Reason: Two points for a penalty - let's try it

AH, REF: It's time to reduce the value of the penalty in order to reduce the influence of referees like Steve Walsh.
AH, REF: It's time to reduce the value of the penalty in order to reduce the influence of referees like Steve Walsh.

It's a dread cracking noise like a door being forced off its hinges. It's the nightmare sound of England thumping their way to the next World Cup, muscle-bound men in stretched white shirts marching across Albion's landscape to the triumphalist strain of Swing Low Sweet Chariot.

Then I woke up. It doesn't have to be like that. The IRB could do away with such ugly possibilities. They could stop England throwing a white shadow over the game and squeezing home field penalties out of referees. The IRB could change the scoring system.

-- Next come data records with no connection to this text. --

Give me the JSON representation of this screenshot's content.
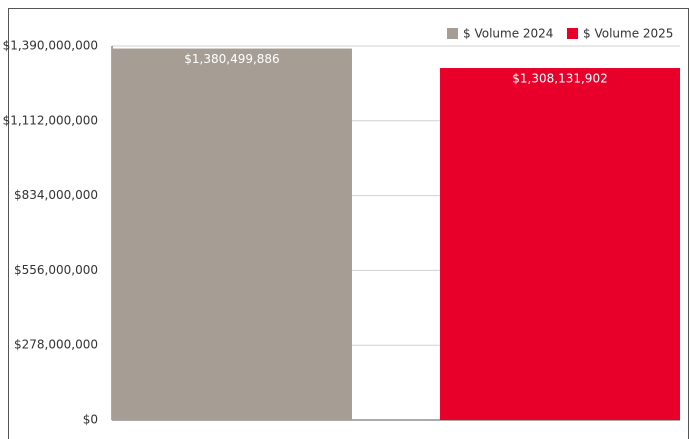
{
  "chart_data": {
    "type": "bar",
    "categories": [
      null
    ],
    "series": [
      {
        "name": "$ Volume 2024",
        "color": "#a69e94",
        "values": [
          1380499886
        ],
        "value_labels": [
          "$1,380,499,886"
        ]
      },
      {
        "name": "$ Volume 2025",
        "color": "#e8002a",
        "values": [
          1308131902
        ],
        "value_labels": [
          "$1,308,131,902"
        ]
      }
    ],
    "ylim": [
      0,
      1390000000
    ],
    "yticks": [
      {
        "value": 0,
        "label": "$0"
      },
      {
        "value": 278000000,
        "label": "$278,000,000"
      },
      {
        "value": 556000000,
        "label": "$556,000,000"
      },
      {
        "value": 834000000,
        "label": "$834,000,000"
      },
      {
        "value": 1112000000,
        "label": "$1,112,000,000"
      },
      {
        "value": 1390000000,
        "label": "$1,390,000,000"
      }
    ],
    "grid": true,
    "legend": "top-right"
  }
}
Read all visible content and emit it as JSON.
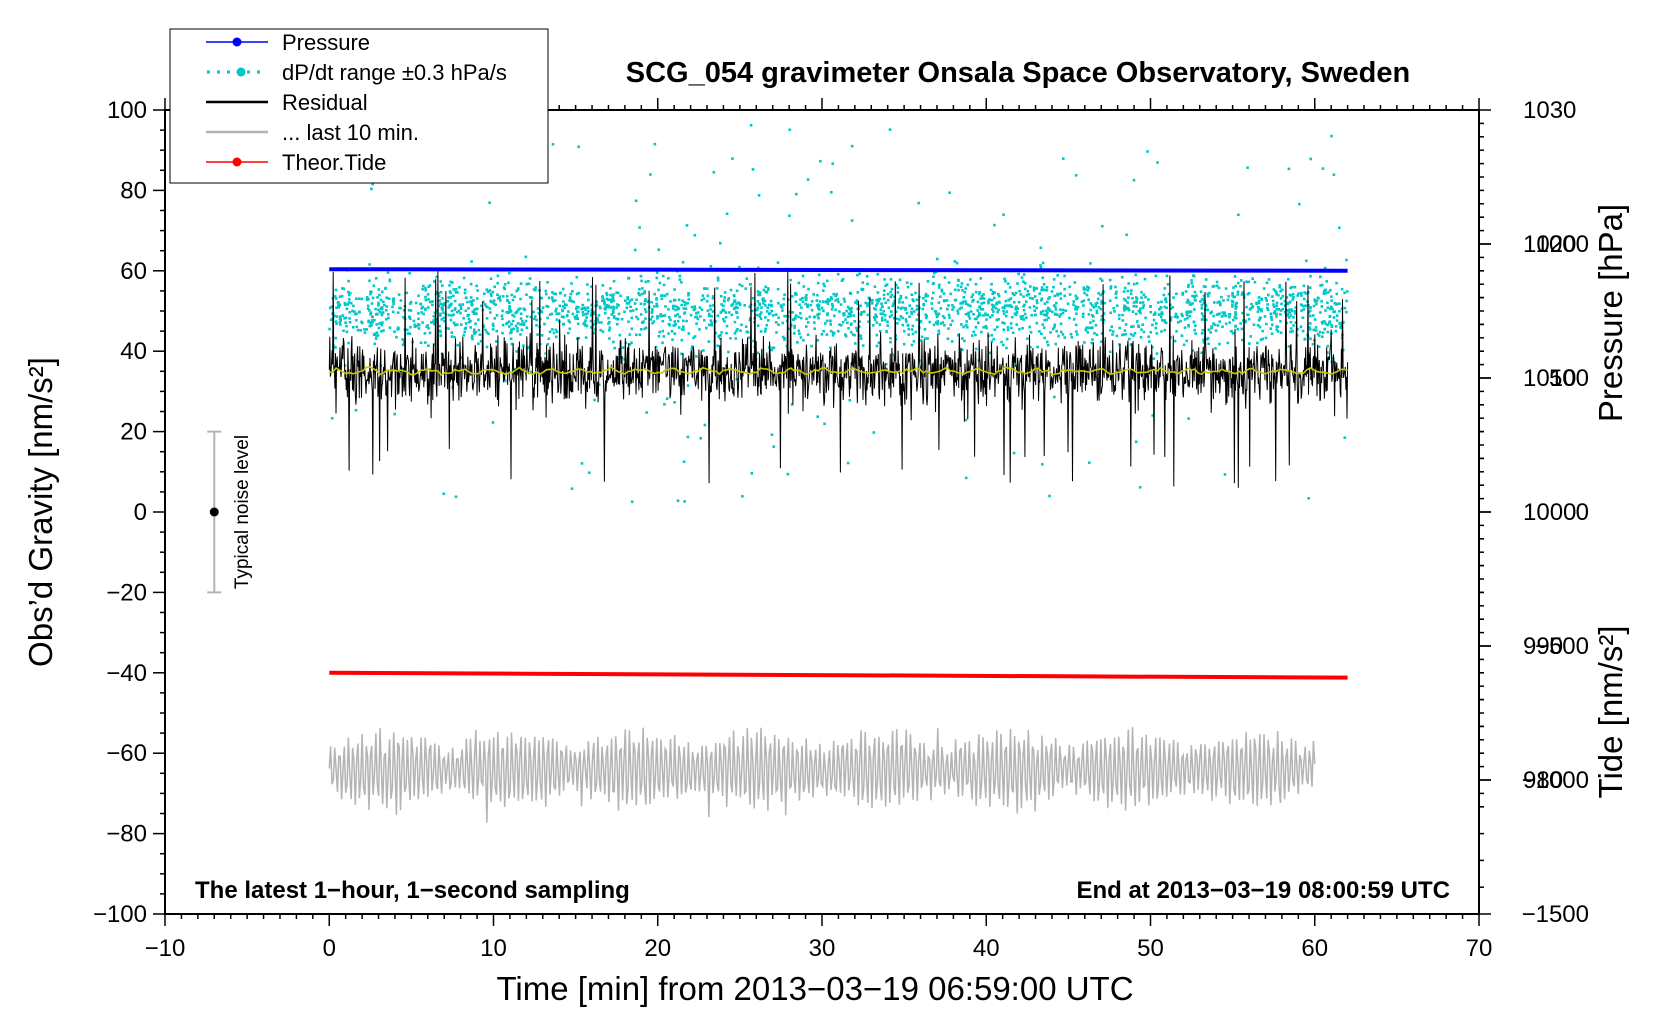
{
  "chart_data": {
    "type": "line",
    "title": "SCG_054 gravimeter Onsala Space Observatory, Sweden",
    "xlabel": "Time [min] from 2013−03−19 06:59:00 UTC",
    "ylabel_left": "Obs’d Gravity [nm/s²]",
    "ylabel_right_top": "Pressure [hPa]",
    "ylabel_right_bottom": "Tide [nm/s²]",
    "xlim": [
      -10,
      70
    ],
    "ylim": [
      -100,
      100
    ],
    "pressure_axis_range": [
      970,
      1030
    ],
    "tide_axis_range": [
      -1500,
      1500
    ],
    "x_ticks": [
      "−10",
      "0",
      "10",
      "20",
      "30",
      "40",
      "50",
      "60",
      "70"
    ],
    "x_tick_values": [
      -10,
      0,
      10,
      20,
      30,
      40,
      50,
      60,
      70
    ],
    "y_left_ticks": [
      "100",
      "80",
      "60",
      "40",
      "20",
      "0",
      "−20",
      "−40",
      "−60",
      "−80",
      "−100"
    ],
    "y_left_tick_values": [
      100,
      80,
      60,
      40,
      20,
      0,
      -20,
      -40,
      -60,
      -80,
      -100
    ],
    "pressure_ticks": [
      "1030",
      "1020",
      "1010",
      "1000",
      "990",
      "980"
    ],
    "pressure_tick_values": [
      1030,
      1020,
      1010,
      1000,
      990,
      980
    ],
    "tide_ticks": [
      "1000",
      "500",
      "0",
      "−500",
      "−1000",
      "−1500"
    ],
    "tide_tick_values": [
      1000,
      500,
      0,
      -500,
      -1000,
      -1500
    ],
    "legend": [
      {
        "label": "Pressure",
        "color": "#0000ff",
        "style": "line-dot"
      },
      {
        "label": "dP/dt range ±0.3 hPa/s",
        "color": "#00c8c8",
        "style": "dots"
      },
      {
        "label": "Residual",
        "color": "#000000",
        "style": "line"
      },
      {
        "label": "... last 10 min.",
        "color": "#b4b4b4",
        "style": "line"
      },
      {
        "label": "Theor.Tide",
        "color": "#ff0000",
        "style": "line-dot"
      }
    ],
    "series": [
      {
        "name": "Pressure",
        "axis": "left",
        "x_range": [
          0,
          62
        ],
        "values_start": 60.4,
        "values_end": 60.0,
        "color": "#0000ff"
      },
      {
        "name": "dP/dt range ±0.3 hPa/s",
        "axis": "left",
        "x_range": [
          0,
          62
        ],
        "center": 50,
        "spread": 8,
        "outlier_range": [
          2,
          97
        ],
        "color": "#00c8c8"
      },
      {
        "name": "Residual",
        "axis": "left",
        "x_range": [
          0,
          62
        ],
        "center": 35,
        "spread": 8,
        "min": 6,
        "max": 60,
        "color": "#000000"
      },
      {
        "name": "Residual smoothed",
        "axis": "left",
        "x_range": [
          0,
          62
        ],
        "center": 35,
        "color": "#c8c800"
      },
      {
        "name": "Theor.Tide",
        "axis": "left",
        "x_range": [
          0,
          62
        ],
        "values_start": -40.0,
        "values_end": -41.2,
        "color": "#ff0000"
      },
      {
        "name": "... last 10 min.",
        "axis": "left",
        "x_range": [
          0,
          60
        ],
        "center": -64,
        "min": -82,
        "max": -45,
        "color": "#b4b4b4"
      }
    ],
    "noise_indicator": {
      "label": "Typical noise level",
      "x": -7,
      "center": 0,
      "low": -20,
      "high": 20
    },
    "annotations": {
      "left": "The latest 1−hour, 1−second sampling",
      "right": "End at 2013−03−19 08:00:59 UTC"
    }
  }
}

It is not as if it would be the first time. In the 1970s they upped the try to four points. In the 1990s they upped the try to five points. We are due for another recount. It is time to reduce the value of the penalty goal. It is time to reduce the influence of the referee.

Yes, it would be a big change, but perhaps not quite as radical as people might think. If the penalty goal had been worth two points, the result of only two matches in the history of the World Cup's knockout phase would have been changed. In 2007 Australia would have beaten England in the quarter-finals. In 2011 Wales would have beaten France in the semi-finals.

There are strange parallels. Both are recent matches. Both England and France were dull sides who had been in disarray earlier in the tournament. Their response was to suck the life out of games and hope to scrape a victory through penalties. Under the new laws both teams would have failed, and the more adventurous Aussies and Welsh would have progressed.

There are a heap of compelling reasons for reducing the value of the penalty (and the drop goal) to two points. Once upon a time, rugby was primarily a game of manly combat, a mini-war. A try was just that, an opportunity, a try to kick a goal. Points were earned through brute force and kicking. So no surprise, then, that the game was developed in England.

If you were forced to touch down the ball behind your own line it was a point to the opposition, much as in American Football today. In the early part of the 20th century the try became worth three points, the same as a penalty goal, and a drop goal was worth four. But over time the scoring system evolved.

As television became more influential, the spectator gained in value. Entertainment became more of a consideration. The try increased in value.

The five point try was sufficient until players became even fitter, stronger and more intensely coached. We now have a game where the referee's decisions are more "arbitrary". I can probably replay at least 50% of decisions in an international or Super Rugby game and reasonably question the validity of those decisions.

Teams are winning too many games through the caprice of the referee. It is ludicrous that scrummage penalties decide games, when most refs are guessing. The breakdown is another constant contradiction of interpretation.

So let's reduce the value of the penalty in order to reduce the influence of the ref. Let's neuter Steve Walsh. Under the new points system the Hurricanes would have beaten the Stormers 16-15 at the weekend. The positive Cheetahs would have beaten the dull Brumbies in last year's Super quarter-finals and would have beaten the Lions earlier this season, a match they lost despite scoring two tries to nil.

The IRB have already trialled a similar system in South Africa's 2012 Varsity competition and many of the results were encouraging. In fact the IRB took it further, reducing the value of the penalty to two, but increasing the value of a conversion to three. Look away now, but under that system France would have won the 2011 World Cup final 8-7 - except they wouldn't have been there, having already been knocked out by Wales.

The results of the Varsity trial suggested that try scoring will increase and that penalties will also go up in number, but not by as much as may be expected. With any change in the laws, there is always the danger of unintended consequence. If you decrease the value of the penalty goal, sides will be keener to infringe.

But there are ways to deal with this, ways that are perhaps already overdue. Diving in soccer is punished by a yellow card. The professional foul that prevents a clear goal-scoring opportunity is punished by a red card.

It has long been evident to many observers that rugby should go the same way. Refs are far too cosy with the players - there is far more separation in soccer, and that is a good thing - and as a result they let them get away with murder.

Any player who runs a screen in front of the ball carrier and makes avoidable contact with an opposition player, should be sent to the sin bin. That would make attacks think again about cynical cheating.

Any player who deliberately infringes to stop a try scoring opportunity should receive at least 20 minutes in the sin bin or be sent off. There was just such a blatant act from George Whitelock against the Chiefs a couple of weeks ago. If we decrease the value of the penalty, then refs need to be given the power to get tougher on cheating players.

Three penalties equal a converted try in league, but at the moment three penalties beat a converted try in union. We need to think again, although I am not sure about also raising the value of a conversion to three, unless the try scorer was also obliged to take the conversion. Now that would be entertaining.